Justo cuando Yelena estaba a punto de devolverle el periódico a Aendydn, este último habló.

“Es la Espada Sagrada.”

«¿Qué?»

“Es donde está enterrada la Espada Sagrada.”

Yelena vaciló. Aendydn sonrió con sorna.

“Ya te dije que esta era información súper exclusiva.”

¿La espada sagrada?

“Pensaba venderlo por una fortuna, pero… bueno, tuve la suerte de asistir a una boda sin querer, así que te lo regalo. No está nada mal como regalo de bodas, ¿no crees?”

Yelena estudiaba el documento con urgencia, sin prestar atención a lo que decía Aendydn.

‘…Está cerca.’

Podía llegar al lugar en un día en carruaje de caballos.

Yelena se quedó inmóvil, examinando el papel con expresión seria.
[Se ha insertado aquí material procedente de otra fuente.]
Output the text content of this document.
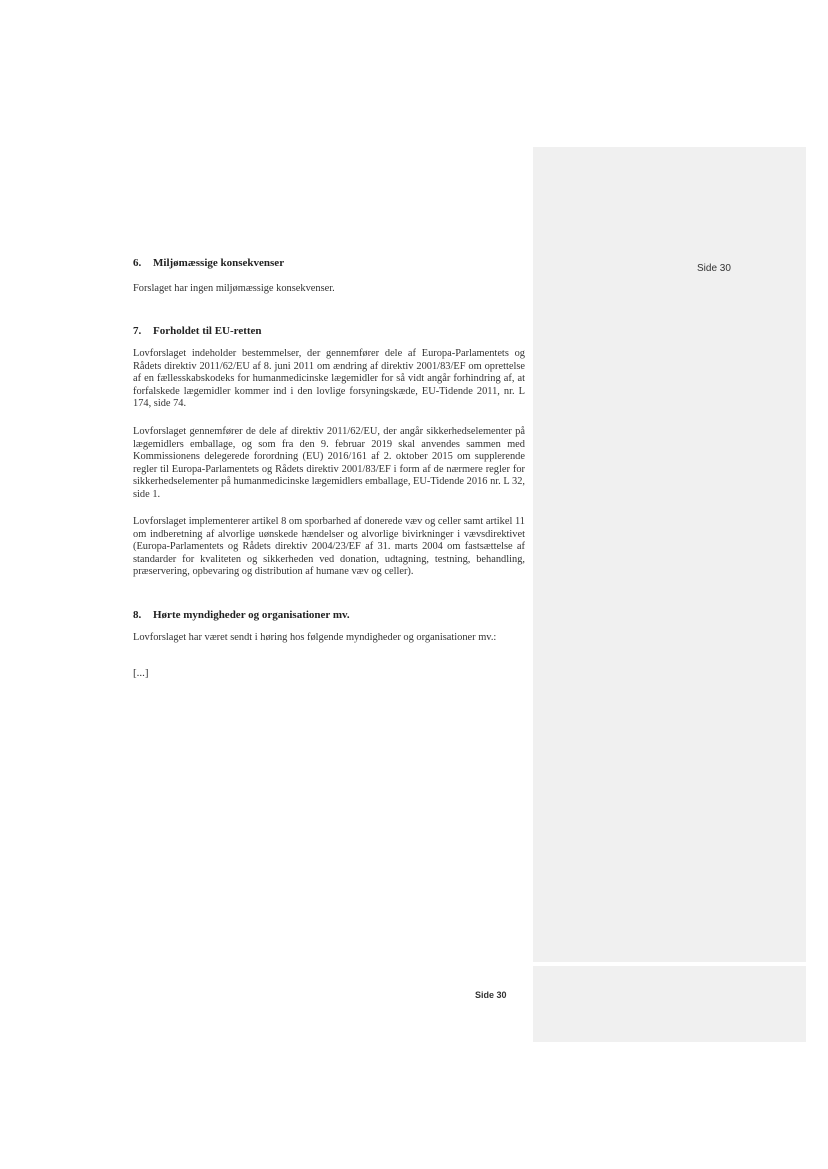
Side 30
6. Miljømæssige konsekvenser

Forslaget har ingen miljømæssige konsekvenser.

7. Forholdet til EU-retten

Lovforslaget indeholder bestemmelser, der gennemfører dele af Europa-Parlamentets og Rådets direktiv 2011/62/EU af 8. juni 2011 om ændring af direktiv 2001/83/EF om oprettelse af en fællesskabskodeks for humanmedicinske lægemidler for så vidt angår forhindring af, at forfalskede lægemidler kommer ind i den lovlige forsyningskæde, EU-Tidende 2011, nr. L 174, side 74.

Lovforslaget gennemfører de dele af direktiv 2011/62/EU, der angår sikkerhedselementer på lægemidlers emballage, og som fra den 9. februar 2019 skal anvendes sammen med Kommissionens delegerede forordning (EU) 2016/161 af 2. oktober 2015 om supplerende regler til Europa-Parlamentets og Rådets direktiv 2001/83/EF i form af de nærmere regler for sikkerhedselementer på humanmedicinske lægemidlers emballage, EU-Tidende 2016 nr. L 32, side 1.

Lovforslaget implementerer artikel 8 om sporbarhed af donerede væv og celler samt artikel 11 om indberetning af alvorlige uønskede hændelser og alvorlige bivirkninger i vævsdirektivet (Europa-Parlamentets og Rådets direktiv 2004/23/EF af 31. marts 2004 om fastsættelse af standarder for kvaliteten og sikkerheden ved donation, udtagning, testning, behandling, præservering, opbevaring og distribution af humane væv og celler).

8. Hørte myndigheder og organisationer mv.

Lovforslaget har været sendt i høring hos følgende myndigheder og organisationer mv.:

[...]
Side 30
Aendydn se puso receloso, desconfiando de su comportamiento.

“Yelena, ¿siempre te ha interesado tanto lo sagrado…?”

“Está en el condado de Morgana.”

«¿Eh?»

“¿Puedo simplemente entrar sin permiso y excavar en sus terrenos?”

“Ah, bueno, sí que necesitas el permiso del Conde Morgana. Pero no importa. El Conde Morgana no tiene ninguna intención de excavar la Espada Sagrada él mismo.”

«¿Está seguro?»

“Lo confirmé yo mismo. Para decirlo con delicadeza, no es codicioso. Para ser sincero, es un cobarde.”

“Aendy.”

«¿Sí?»

«Gracias.»

“…Claro, no hay problema”, respondió Aendydn, desconcertado, como si no hubiera esperado que Yelena reaccionara de esa manera.

Yelena continuó estudiando el artículo con mucha atención.

***

Al día siguiente, Yelena partió hacia el condado de Morgana tan pronto como terminó de prepararse.

Retrasar aún más la excavación de la espada, sabiendo exactamente dónde estaba, solo conseguía que Yelena se sintiera ansiosa e inquieta.

No era una espada cualquiera, era la Espada Sagrada. La mismísima Espada Sagrada que desempeñó un papel crucial en la salvación del mundo, la espada que atravesaría el corazón del Rey Demonio.

‘Lo estoy descubriendo muy pronto…’

Un momento. Yelena de repente empezó a sospechar mientras viajaba en el carruaje.

«Entonces eso significa que la Espada Sagrada existía en el futuro que yo había visto… ¿Por qué fui derrotado tan fácilmente incluso con la Espada Sagrada?»

Yelena recordó lo que la anciana había dicho, y eso le dio la respuesta.